Israeli deadlock extends as Netanyahu fails to form coalition

Brussels Morning Newspaper
2 min readMay 5, 2021
Israeli deadlock extends as Netanyahu fails to form coalition

Brussels (Brussels Morning) Israel’s Prime Minister Benjamin Netanyahu was unable to form a new governing coalition by the mandated deadline on Wednesday morning, signifying yet another failure to break the country’s two-year political deadlock, still unresolved despite four elections in three years, Reuters reports.

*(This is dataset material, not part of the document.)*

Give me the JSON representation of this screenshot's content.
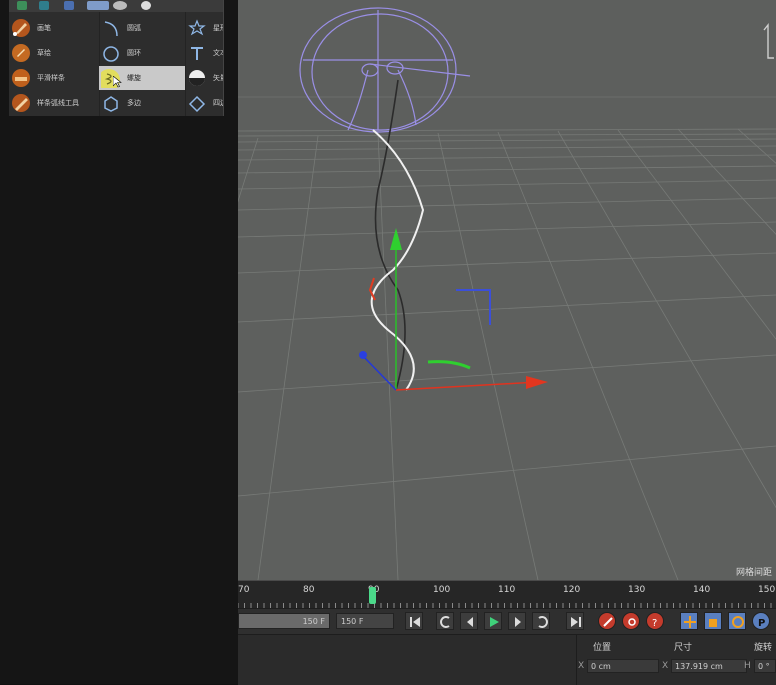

Israel’s President Reuven Rivlin can now hand over the mandate to form a government to another member of Israel’s parliament, the Knesset. Rivlin gave the mandate to Netanyahu, the country’s longest-serving head of government (in power since 2009), despite concerns that the balance of power within the parliament was such that it was incapable of delivering a new government.

No realistic chance

“No candidate has a realistic chance of forming a government that will have the confidence of the Knesset”, Rivlin noted in announcing Netanyahu’s nomination last month. The President reluctantly handed the mandate to the current Prime Minister, believing that he would have “a slightly higher chance” of succeeding in forming a government.

Netanyahu’s Likud party emerged from the elections nine seats short of an absolute majority in the 120-seat Knesset, but has been unable to find nine lawmakers willing to support another Netanyahu term, especially in view of his ongoing corruption trial.

Impossible task

Rivlin will most likely assign the coalition-building task to Yair Lapid, of the centrist Yesh Atid party, which ran second behind Likud in the March elections. However, any coalition aiming to replace Netanyahu would have to court both the ultranationalist parties and his traditional left-wing opponents, a seemingly impossible task.

Should Rivlin’s second choice fails to assemble a coalition controlling a Knesset majority within the requisite 28 days, the President will then ask the parliament to agree on a joint candidate within three weeks. Should this option also fail — more likely than not at this point — Israel could be headed for its fifth legislative elections in three years.